Сойдя с порога в сумерки, Люк наклонил голову. Огонь изливал красновато-желтый свет, пламя шипело под дождем и бросало тени на лица его братьев, которые смотрели на него, хотя он не ответил им взглядом, отправившись к дровянику. И все же ему было трудно пропускать мимо ушей шлепанье губ, щелканье зубов, жадное чавканье, отрывающееся с костей мясо и довольное бормотание, пока они сидели вокруг тлеющего трупа их брата. Еще труднее было устоять перед запахом, который донес до него ветерок, прежде чем сдуть в сторону леса, где звери с темными глазами замрут и поднимут головы, заинтересовавшись, но не настолько, чтобы проследить запах до источника. Даже плотоядные хищники, что рыскали в ранних сумерках за деревьями, – и среди них койоты, которых так страшилась Лежачая Мама, – знали, что хутора в лесу лучше избегать. Немногие собратья возвращались оттуда, поэтому их любопытство быстро угасало и они продолжали свой путь.
Люк проголодался, пустой желудок ныл от голода, и ему не терпелось вместе со всеми впиться зубами в мясо, насладиться и вкусом, и ощущением перетекающей в его тело силы мертвого брата, прокрадывающихся в разум невысказанных мыслей Мэтта, грез, чаяний, хотя бы и примитивных. Но тело потерпит, сказал он себе, вздыхая и чувствуя, как поношенные ботинки утопают в сырой земле. Он понимал важность стоящей перед ним задачи.
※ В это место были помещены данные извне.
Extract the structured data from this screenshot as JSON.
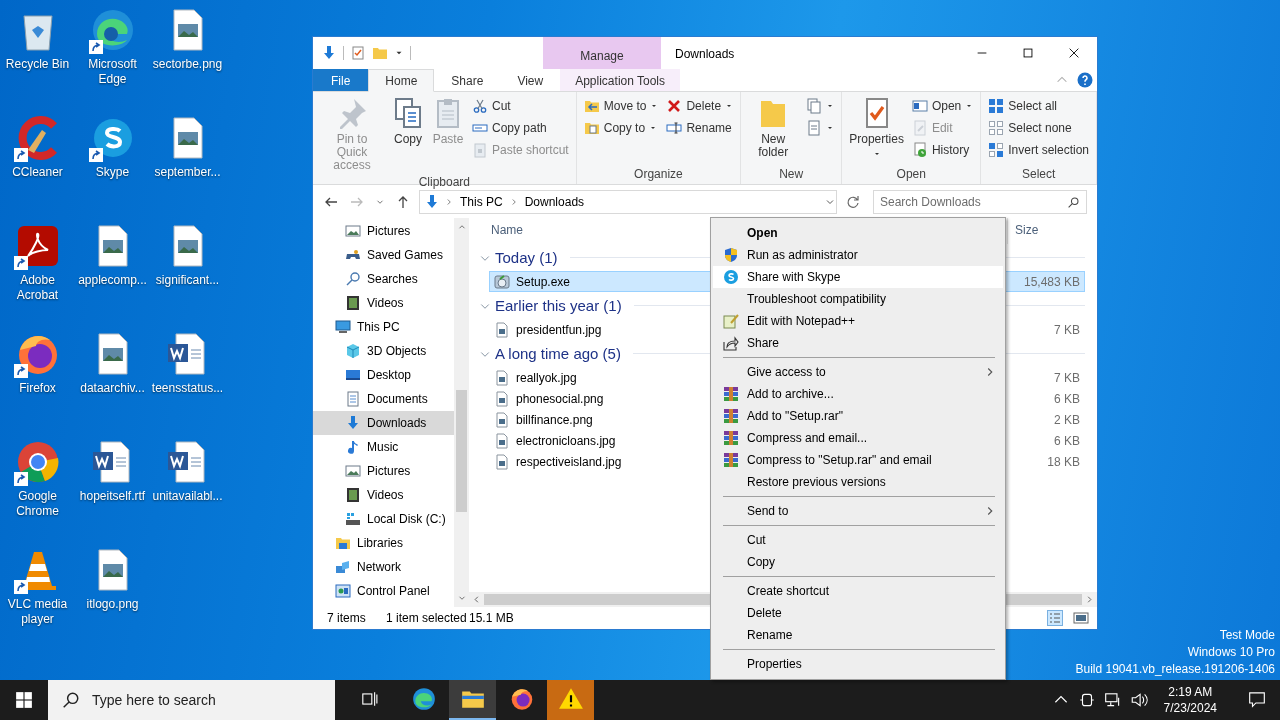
{
  "desktop_icons": [
    {
      "label": "Recycle Bin",
      "kind": "recycle",
      "shortcut": false
    },
    {
      "label": "Microsoft Edge",
      "kind": "edge",
      "shortcut": true
    },
    {
      "label": "sectorbe.png",
      "kind": "image",
      "shortcut": false
    },
    {
      "label": "CCleaner",
      "kind": "ccleaner",
      "shortcut": true
    },
    {
      "label": "Skype",
      "kind": "skype",
      "shortcut": true
    },
    {
      "label": "september...",
      "kind": "image",
      "shortcut": false
    },
    {
      "label": "Adobe Acrobat",
      "kind": "acrobat",
      "shortcut": true
    },
    {
      "label": "applecomp...",
      "kind": "image",
      "shortcut": false
    },
    {
      "label": "significant...",
      "kind": "image",
      "shortcut": false
    },
    {
      "label": "Firefox",
      "kind": "firefox",
      "shortcut": true
    },
    {
      "label": "dataarchiv...",
      "kind": "image",
      "shortcut": false
    },
    {
      "label": "teensstatus...",
      "kind": "word",
      "shortcut": false
    },
    {
      "label": "Google Chrome",
      "kind": "chrome",
      "shortcut": true
    },
    {
      "label": "hopeitself.rtf",
      "kind": "word",
      "shortcut": false
    },
    {
      "label": "unitavailabl...",
      "kind": "word",
      "shortcut": false
    },
    {
      "label": "VLC media player",
      "kind": "vlc",
      "shortcut": true
    },
    {
      "label": "itlogo.png",
      "kind": "image",
      "shortcut": false
    }
  ],
  "explorer": {
    "title": "Downloads",
    "contextual_tab": "Manage",
    "tabs": [
      {
        "label": "File",
        "kind": "file",
        "selected": false
      },
      {
        "label": "Home",
        "kind": "normal",
        "selected": true
      },
      {
        "label": "Share",
        "kind": "normal",
        "selected": false
      },
      {
        "label": "View",
        "kind": "normal",
        "selected": false
      },
      {
        "label": "Application Tools",
        "kind": "contextual",
        "selected": false
      }
    ],
    "ribbon": [
      {
        "title": "Clipboard",
        "controls": [
          {
            "kind": "large",
            "buttons": [
              {
                "label": "Pin to Quick access",
                "kind": "pin",
                "disabled": true,
                "dropdown": false
              }
            ]
          },
          {
            "kind": "large",
            "buttons": [
              {
                "label": "Copy",
                "kind": "copy",
                "disabled": false,
                "dropdown": false
              }
            ]
          },
          {
            "kind": "large",
            "buttons": [
              {
                "label": "Paste",
                "kind": "paste",
                "disabled": true,
                "dropdown": false
              }
            ]
          },
          {
            "kind": "stack",
            "buttons": [
              {
                "label": "Cut",
                "kind": "cut",
                "disabled": false,
                "dropdown": false
              },
              {
                "label": "Copy path",
                "kind": "copypath",
                "disabled": false,
                "dropdown": false
              },
              {
                "label": "Paste shortcut",
                "kind": "pasteshortcut",
                "disabled": true,
                "dropdown": false
              }
            ]
          }
        ]
      },
      {
        "title": "Organize",
        "controls": [
          {
            "kind": "stack",
            "buttons": [
              {
                "label": "Move to",
                "kind": "moveto",
                "disabled": false,
                "dropdown": true
              },
              {
                "label": "Copy to",
                "kind": "copyto",
                "disabled": false,
                "dropdown": true
              }
            ]
          },
          {
            "kind": "stack",
            "buttons": [
              {
                "label": "Delete",
                "kind": "delete",
                "disabled": false,
                "dropdown": true
              },
              {
                "label": "Rename",
                "kind": "rename",
                "disabled": false,
                "dropdown": false
              }
            ]
          }
        ]
      },
      {
        "title": "New",
        "controls": [
          {
            "kind": "large",
            "buttons": [
              {
                "label": "New folder",
                "kind": "newfolder",
                "disabled": false,
                "dropdown": false
              }
            ]
          },
          {
            "kind": "stack",
            "buttons": [
              {
                "kind": "newitem",
                "disabled": false,
                "dropdown": true
              },
              {
                "kind": "easyaccess",
                "disabled": false,
                "dropdown": true
              }
            ]
          }
        ]
      },
      {
        "title": "Open",
        "controls": [
          {
            "kind": "large",
            "buttons": [
              {
                "label": "Properties",
                "kind": "properties",
                "disabled": false,
                "dropdown": true
              }
            ]
          },
          {
            "kind": "stack",
            "buttons": [
              {
                "label": "Open",
                "kind": "open",
                "disabled": false,
                "dropdown": true
              },
              {
                "label": "Edit",
                "kind": "edit",
                "disabled": true,
                "dropdown": false
              },
              {
                "label": "History",
                "kind": "history",
                "disabled": false,
                "dropdown": false
              }
            ]
          }
        ]
      },
      {
        "title": "Select",
        "controls": [
          {
            "kind": "stack",
            "buttons": [
              {
                "label": "Select all",
                "kind": "selectall",
                "disabled": false,
                "dropdown": false
              },
              {
                "label": "Select none",
                "kind": "selectnone",
                "disabled": false,
                "dropdown": false
              },
              {
                "label": "Invert selection",
                "kind": "invert",
                "disabled": false,
                "dropdown": false
              }
            ]
          }
        ]
      }
    ],
    "address": [
      "This PC",
      "Downloads"
    ],
    "search": {
      "placeholder": "Search Downloads"
    },
    "nav_pane": [
      {
        "children": [
          {
            "label": "Pictures",
            "kind": "picture",
            "selected": false
          },
          {
            "label": "Saved Games",
            "kind": "games",
            "selected": false
          },
          {
            "label": "Searches",
            "kind": "searchfolder",
            "selected": false
          },
          {
            "label": "Videos",
            "kind": "video",
            "selected": false
          }
        ]
      },
      {
        "label": "This PC",
        "kind": "pc",
        "selected": false,
        "children": [
          {
            "label": "3D Objects",
            "kind": "cube",
            "selected": false
          },
          {
            "label": "Desktop",
            "kind": "desktop",
            "selected": false
          },
          {
            "label": "Documents",
            "kind": "docs",
            "selected": false
          },
          {
            "label": "Downloads",
            "kind": "dl",
            "selected": true
          },
          {
            "label": "Music",
            "kind": "music",
            "selected": false
          },
          {
            "label": "Pictures",
            "kind": "picture",
            "selected": false
          },
          {
            "label": "Videos",
            "kind": "video",
            "selected": false
          },
          {
            "label": "Local Disk (C:)",
            "kind": "disk",
            "selected": false
          }
        ]
      },
      {
        "label": "Libraries",
        "kind": "libraries",
        "selected": false
      },
      {
        "label": "Network",
        "kind": "network",
        "selected": false
      },
      {
        "label": "Control Panel",
        "kind": "control",
        "selected": false
      }
    ],
    "columns": [
      "Name",
      "Size"
    ],
    "groups": [
      {
        "title": "Today (1)",
        "expanded": true,
        "files": [
          {
            "name": "Setup.exe",
            "size": "15,483 KB",
            "kind": "exe",
            "selected": true
          }
        ]
      },
      {
        "title": "Earlier this year (1)",
        "expanded": true,
        "files": [
          {
            "name": "presidentfun.jpg",
            "size": "7 KB",
            "kind": "image",
            "selected": false
          }
        ]
      },
      {
        "title": "A long time ago (5)",
        "expanded": true,
        "files": [
          {
            "name": "reallyok.jpg",
            "size": "7 KB",
            "kind": "image",
            "selected": false
          },
          {
            "name": "phonesocial.png",
            "size": "6 KB",
            "kind": "image",
            "selected": false
          },
          {
            "name": "billfinance.png",
            "size": "2 KB",
            "kind": "image",
            "selected": false
          },
          {
            "name": "electronicloans.jpg",
            "size": "6 KB",
            "kind": "image",
            "selected": false
          },
          {
            "name": "respectiveisland.jpg",
            "size": "18 KB",
            "kind": "image",
            "selected": false
          }
        ]
      }
    ],
    "status": {
      "count": "7 items",
      "selection": "1 item selected",
      "size": "15.1 MB"
    }
  },
  "context_menu": [
    {
      "kind": "plain",
      "label": "Open",
      "default": true,
      "selected": false
    },
    {
      "kind": "shield",
      "label": "Run as administrator",
      "selected": false
    },
    {
      "kind": "skype",
      "label": "Share with Skype",
      "selected": true
    },
    {
      "kind": "plain",
      "label": "Troubleshoot compatibility",
      "selected": false
    },
    {
      "kind": "notepad",
      "label": "Edit with Notepad++",
      "selected": false
    },
    {
      "kind": "share",
      "label": "Share",
      "selected": false
    },
    {
      "kind": "separator"
    },
    {
      "kind": "plain",
      "label": "Give access to",
      "submenu": true,
      "selected": false
    },
    {
      "kind": "winrar",
      "label": "Add to archive...",
      "selected": false
    },
    {
      "kind": "winrar",
      "label": "Add to \"Setup.rar\"",
      "selected": false
    },
    {
      "kind": "winrar",
      "label": "Compress and email...",
      "selected": false
    },
    {
      "kind": "winrar",
      "label": "Compress to \"Setup.rar\" and email",
      "selected": false
    },
    {
      "kind": "plain",
      "label": "Restore previous versions",
      "selected": false
    },
    {
      "kind": "separator"
    },
    {
      "kind": "plain",
      "label": "Send to",
      "submenu": true,
      "selected": false
    },
    {
      "kind": "separator"
    },
    {
      "kind": "plain",
      "label": "Cut",
      "selected": false
    },
    {
      "kind": "plain",
      "label": "Copy",
      "selected": false
    },
    {
      "kind": "separator"
    },
    {
      "kind": "plain",
      "label": "Create shortcut",
      "selected": false
    },
    {
      "kind": "plain",
      "label": "Delete",
      "selected": false
    },
    {
      "kind": "plain",
      "label": "Rename",
      "selected": false
    },
    {
      "kind": "separator"
    },
    {
      "kind": "plain",
      "label": "Properties",
      "selected": false
    }
  ],
  "system_notice": [
    "Test Mode",
    "Windows 10 Pro",
    "Build 19041.vb_release.191206-1406"
  ],
  "taskbar": {
    "search_placeholder": "Type here to search",
    "apps": [
      {
        "kind": "edge",
        "selected": false
      },
      {
        "kind": "explorer",
        "selected": true
      },
      {
        "kind": "firefox",
        "selected": false
      },
      {
        "kind": "warning",
        "selected": false
      }
    ],
    "time": "2:19 AM",
    "date": "7/23/2024"
  }
}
Если они снова потерпят неудачу, если девчонка уже нашла дорогу в убежище, где они не смогут ее достать, бояться придется не только властей. Лежачая Мама его запугивала, но это была формальность, ненастоящая угроза. Если девчонка не вернется, то, что она сделает с ним, а то и со всеми, будет страшнее, чем освежевать его письку ржавым ножом. Она любила его, а он любил ее, но это не спасет его жизнь, если он все не исправит, – как не спасло Сюзанну, когда она ослушалась родителей.
Сжав зубы, чтобы подавить чувства, которые всегда прокрадывались и занимали разум, стоило вспомнить погибшую сестру, Люк поднялся на небольшой пригорок, где голая земля сужалась до тропинки, бежавшей по заросшей полянке. Дровяник был узкий, старый, солнце выбелило доски так, что он стал рябым – белый с пятнами серого. В быстро угасающем свете сарай казался больным лепрой, с желтым свечением по краям. Дверь внизу выгибалась, словно зачитанная страница, и, когда он подходил, этот кривой угол царапнул землю и дверь широко распахнулась с грохотом камней, покатившихся по полой трубе.
Люк замер как вкопанный.
Хотя Седой Папа не был высоким, он выглядел довольно внушительно. При свете дня его кожа была того же цвета, что и раскрывшаяся перед ним дверь. В городе его уважали, но уважение это рождалось из страха. Дома, среди родных, ситуация мало отличалась. Сейчас, в сумраке, под угловатым перевернутым треугольником лица и подбородком, припорошенным серебряной щетиной, на Папе был грязный коричневый фартук, который Люк сшил ему сам из кожи одного из тех, кого они поймали прошлым летом. Синяя нейлоновая веревка, продетая в отверстия верхних углов фартука, укрепленные стальными шайбами, чтобы веревка не прорезала кожу, поддерживала грубый прямоугольник и, в данном случае, помогала скрывать наготу хозяина.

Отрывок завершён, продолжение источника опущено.